Gods Woord in de crisis
Preekschets Jeremia 1: 8,9; een zondag in de zomer
Wees voor niemand bang, want Ik zal je terzijde staan en je redden – spreekt de HEER.’ En de HEER strekte zijn hand uit, raakte mijn mond aan en zei tegen mij: ‘Hiermee leg Ik mijn woorden in jouw mond.’ (Jeremia 1:8,9)
- Bijbelgedeelte: Jeremia 1:1-12
- Preektekst: Jeremia 1: 8,9
- Thema: Gods woord in de crisis
Liturgisch kader
De zondagen in de zomer zijn ‘losse’ zondagen. Mensen zijn op vakantie of komen net terug. In september is er vaak een startzondag.
Liederen uit het Liedboek Zingen en bidden in huis en kerk, 2013:
- Lied 831: ‘Gestuurd op wegen ongedacht’. Een lied over Jeremia die geroepen wordt.
- Psalm 139: ‘Heer, die mij ziet zoals ik ben’. Vanwege de overeenkomst met het vormen door God in de moederschoot.
Uitleg
Geroepen
Jeremia is de profeet die een Nederlands werkwoord op zijn naam heeft staan: ‘jeremiëren’, een aanduiding van blijven klagen en jammeren. Het levert deze profeet een negatief beeld op. Hij klaagt over zijn eigen lot, maar meer nog over het lot van Gods volk.
Jeremia profeteerde aan het einde van het rijk van Juda. Een tijd van verval, na een geestelijke opleving tijdens Josia. De koningen daarna vertrouwden niet op God. Dat loopt uit op de wegvoering naar Babel. Toch is Jeremia ook de profeet van de hoop. God blijft trouw en zal een toekomst voor zijn volk realiseren.
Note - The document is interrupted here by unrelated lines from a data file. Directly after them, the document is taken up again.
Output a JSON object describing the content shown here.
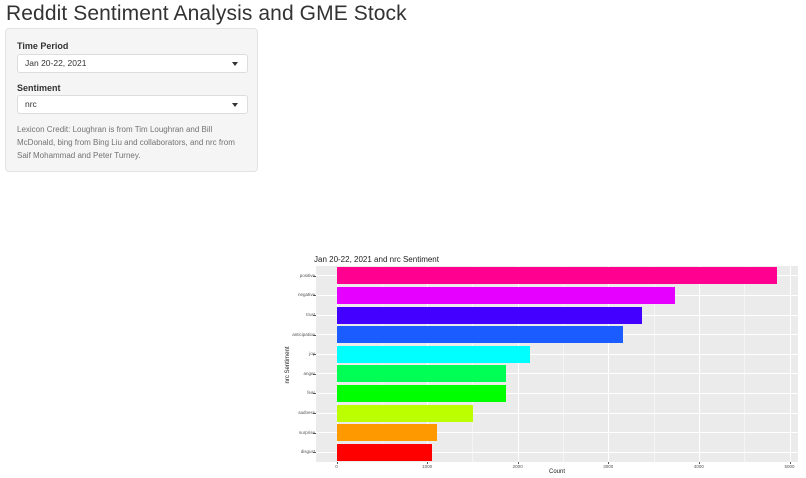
{
  "page": {
    "title": "Reddit Sentiment Analysis and GME Stock"
  },
  "sidebar": {
    "time_period": {
      "label": "Time Period",
      "value": "Jan 20-22, 2021"
    },
    "sentiment": {
      "label": "Sentiment",
      "value": "nrc"
    },
    "credit": "Lexicon Credit: Loughran is from Tim Loughran and Bill McDonald, bing from Bing Liu and collaborators, and nrc from Saif Mohammad and Peter Turney."
  },
  "chart_data": {
    "type": "bar",
    "orientation": "horizontal",
    "title": "Jan 20-22, 2021 and nrc Sentiment",
    "xlabel": "Count",
    "ylabel": "nrc Sentiment",
    "categories": [
      "positive",
      "negative",
      "trust",
      "anticipation",
      "joy",
      "anger",
      "fear",
      "sadness",
      "surprise",
      "disgust"
    ],
    "values": [
      4860,
      3735,
      3370,
      3165,
      2135,
      1870,
      1870,
      1505,
      1110,
      1055
    ],
    "colors": [
      "#FF0090",
      "#E600FF",
      "#4400FF",
      "#1A5CFF",
      "#00FFFF",
      "#00FF55",
      "#00FF00",
      "#BBFF00",
      "#FF9900",
      "#FF0000"
    ],
    "xticks": [
      "0",
      "1000",
      "2000",
      "3000",
      "4000",
      "5000"
    ],
    "xlim": [
      -230,
      5100
    ],
    "grid": true,
    "legend": "none"
  }
}
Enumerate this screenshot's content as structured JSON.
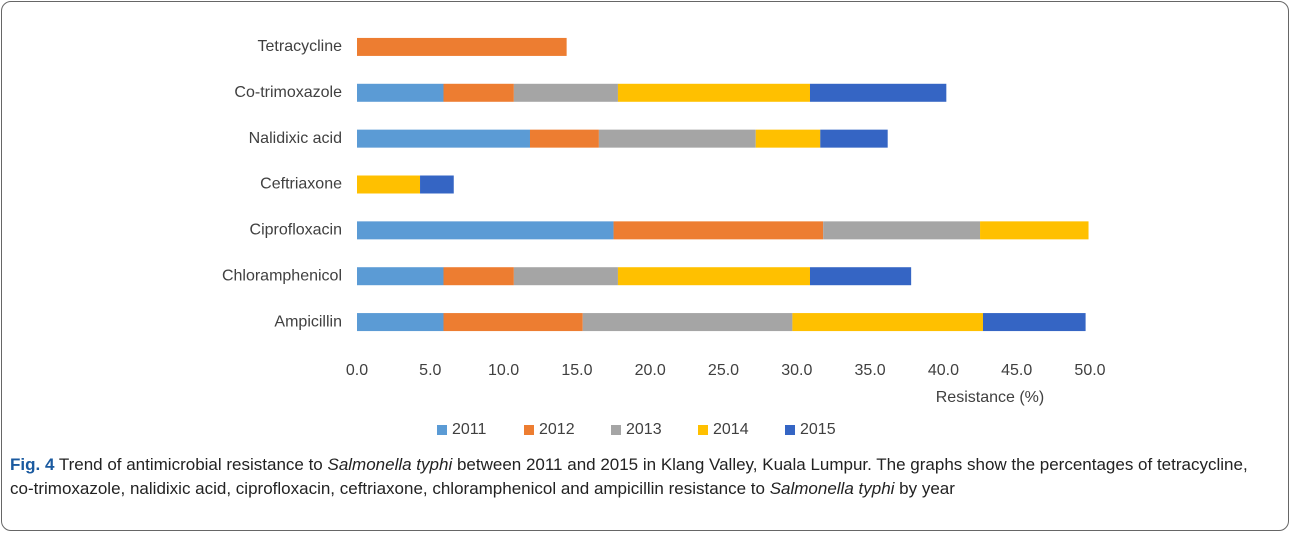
{
  "chart_data": {
    "type": "stacked_barh",
    "categories": [
      "Tetracycline",
      "Co-trimoxazole",
      "Nalidixic acid",
      "Ceftriaxone",
      "Ciprofloxacin",
      "Chloramphenicol",
      "Ampicillin"
    ],
    "series": [
      {
        "name": "2011",
        "color": "#5b9bd5",
        "values": [
          0,
          5.9,
          11.8,
          0,
          17.5,
          5.9,
          5.9
        ]
      },
      {
        "name": "2012",
        "color": "#ed7d31",
        "values": [
          14.3,
          4.8,
          4.7,
          0,
          14.3,
          4.8,
          9.5
        ]
      },
      {
        "name": "2013",
        "color": "#a5a5a5",
        "values": [
          0,
          7.1,
          10.7,
          0,
          10.7,
          7.1,
          14.3
        ]
      },
      {
        "name": "2014",
        "color": "#ffc000",
        "values": [
          0,
          13.1,
          4.4,
          4.3,
          7.4,
          13.1,
          13.0
        ]
      },
      {
        "name": "2015",
        "color": "#3565c4",
        "values": [
          0,
          9.3,
          4.6,
          2.3,
          0,
          6.9,
          7.0
        ]
      }
    ],
    "xlabel": "Resistance (%)",
    "xlim": [
      0,
      50
    ],
    "xticks": [
      {
        "value": 0,
        "label": "0.0"
      },
      {
        "value": 5,
        "label": "5.0"
      },
      {
        "value": 10,
        "label": "10.0"
      },
      {
        "value": 15,
        "label": "15.0"
      },
      {
        "value": 20,
        "label": "20.0"
      },
      {
        "value": 25,
        "label": "25.0"
      },
      {
        "value": 30,
        "label": "30.0"
      },
      {
        "value": 35,
        "label": "35.0"
      },
      {
        "value": 40,
        "label": "40.0"
      },
      {
        "value": 45,
        "label": "45.0"
      },
      {
        "value": 50,
        "label": "50.0"
      }
    ],
    "legend": "bottom"
  },
  "caption": {
    "label": "Fig. 4",
    "parts": [
      " Trend of antimicrobial resistance to ",
      "Salmonella typhi",
      " between 2011 and 2015 in Klang Valley, Kuala Lumpur. The graphs show the percentages of tetracycline, co-trimoxazole, nalidixic acid, ciprofloxacin, ceftriaxone, chloramphenicol and ampicillin resistance to ",
      "Salmonella typhi",
      " by year"
    ]
  }
}
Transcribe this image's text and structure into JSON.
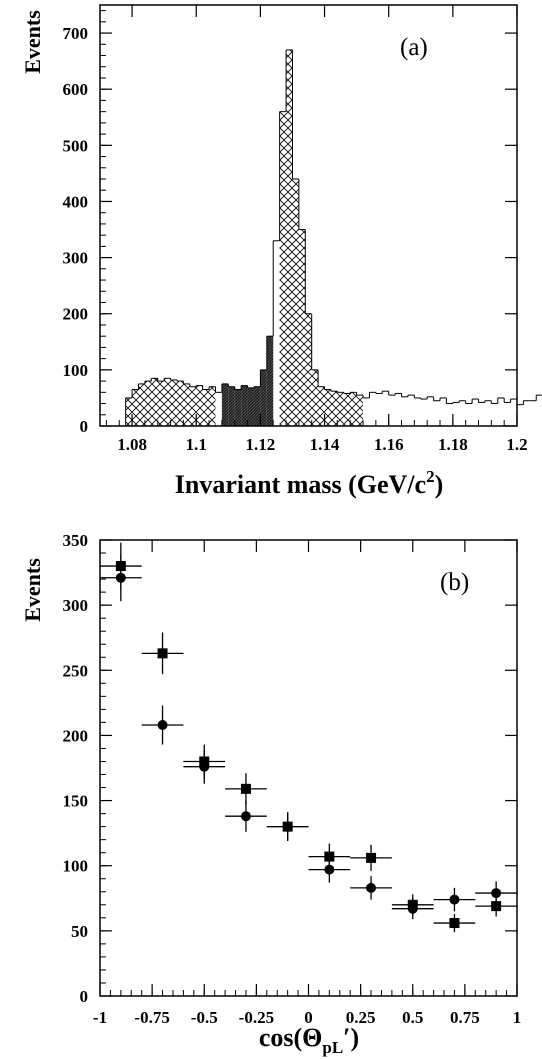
{
  "chart_data": [
    {
      "type": "histogram",
      "panel_label": "(a)",
      "ylabel": "Events",
      "xlabel_main": "Invariant mass (GeV/c",
      "xlabel_sup": "2",
      "xlabel_tail": ")",
      "xlim": [
        1.07,
        1.2
      ],
      "ylim": [
        0,
        750
      ],
      "x_ticks": [
        "1.08",
        "1.1",
        "1.12",
        "1.14",
        "1.16",
        "1.18",
        "1.2"
      ],
      "y_ticks": [
        "0",
        "100",
        "200",
        "300",
        "400",
        "500",
        "600",
        "700"
      ],
      "bin_width": 0.002,
      "x_start": 1.078,
      "values": [
        50,
        65,
        75,
        80,
        85,
        80,
        85,
        82,
        80,
        75,
        70,
        72,
        65,
        70,
        60,
        75,
        70,
        65,
        72,
        68,
        70,
        100,
        160,
        330,
        560,
        670,
        440,
        350,
        200,
        100,
        70,
        65,
        62,
        60,
        58,
        60,
        55,
        50,
        60,
        58,
        62,
        55,
        58,
        52,
        55,
        50,
        48,
        52,
        45,
        50,
        40,
        42,
        45,
        40,
        48,
        42,
        45,
        40,
        50,
        42,
        48,
        38,
        45,
        45,
        55,
        50
      ],
      "sidebands": [
        [
          1.078,
          1.106
        ],
        [
          1.126,
          1.152
        ]
      ],
      "signal_region": [
        1.108,
        1.124
      ]
    },
    {
      "type": "scatter",
      "panel_label": "(b)",
      "ylabel": "Events",
      "xlabel_main": "cos(Θ",
      "xlabel_sub": "pL",
      "xlabel_tail": "′)",
      "xlim": [
        -1,
        1
      ],
      "ylim": [
        0,
        350
      ],
      "x_ticks": [
        "-1",
        "-0.75",
        "-0.5",
        "-0.25",
        "0",
        "0.25",
        "0.5",
        "0.75",
        "1"
      ],
      "y_ticks": [
        "0",
        "50",
        "100",
        "150",
        "200",
        "250",
        "300",
        "350"
      ],
      "series": [
        {
          "marker": "square",
          "x": [
            -0.9,
            -0.7,
            -0.5,
            -0.3,
            -0.1,
            0.1,
            0.3,
            0.5,
            0.7,
            0.9
          ],
          "y": [
            330,
            263,
            180,
            159,
            130,
            107,
            106,
            70,
            56,
            69
          ],
          "yerr": [
            18,
            16,
            13,
            12,
            11,
            10,
            10,
            8,
            7,
            8
          ]
        },
        {
          "marker": "circle",
          "x": [
            -0.9,
            -0.7,
            -0.5,
            -0.3,
            -0.1,
            0.1,
            0.3,
            0.5,
            0.7,
            0.9
          ],
          "y": [
            321,
            208,
            176,
            138,
            130,
            97,
            83,
            67,
            74,
            79
          ],
          "yerr": [
            18,
            15,
            13,
            12,
            11,
            10,
            9,
            8,
            9,
            9
          ]
        }
      ],
      "xerr": 0.1
    }
  ]
}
Jeremia wordt geroepen tot profeet voor de volken. Dat meervoud valt op, omdat hij vooral profeteert over Juda. Dat hier toch een meervoud wordt gebruikt, kan wijzen op het feit dat geen volk los staat of leeft. Israel is een volk tussen de andere volken.
De profeet is vanaf de moederschoot al gevormd door God, krijgt Jeremia te horen. Hij heeft hem bestemd om profeet te zijn. Psalm 139 komt met dezelfde gedachte: God kent het begin van ons. In Jeremia staat de toevoeging, dat God dan al een plan heeft met Jeremia. Goed punt is, of je dat kan doortrekken naar elk mens. Kan je zeggen dat God een plan met je leven heeft? Wat betekent dit precies?
Ongeschikt?
Jeremia wil niet. Dat deelt hij met meerdere profeten die zichzelf ongeschikt vinden. Mozes verschuilt zich achter zijn (vermeende) spraakgebrek, Jesaja voelt zich onrein en Jona rent heel hard de andere kant op als hij door God geroepen wordt. En ook Gideon probeert onder de opdracht van God uit te komen. Kennelijk is het een belasting om Gods weg te gaan. Eigenlijk gebruikt Jeremia twee argumenten: hij is te jong en niet geschikt.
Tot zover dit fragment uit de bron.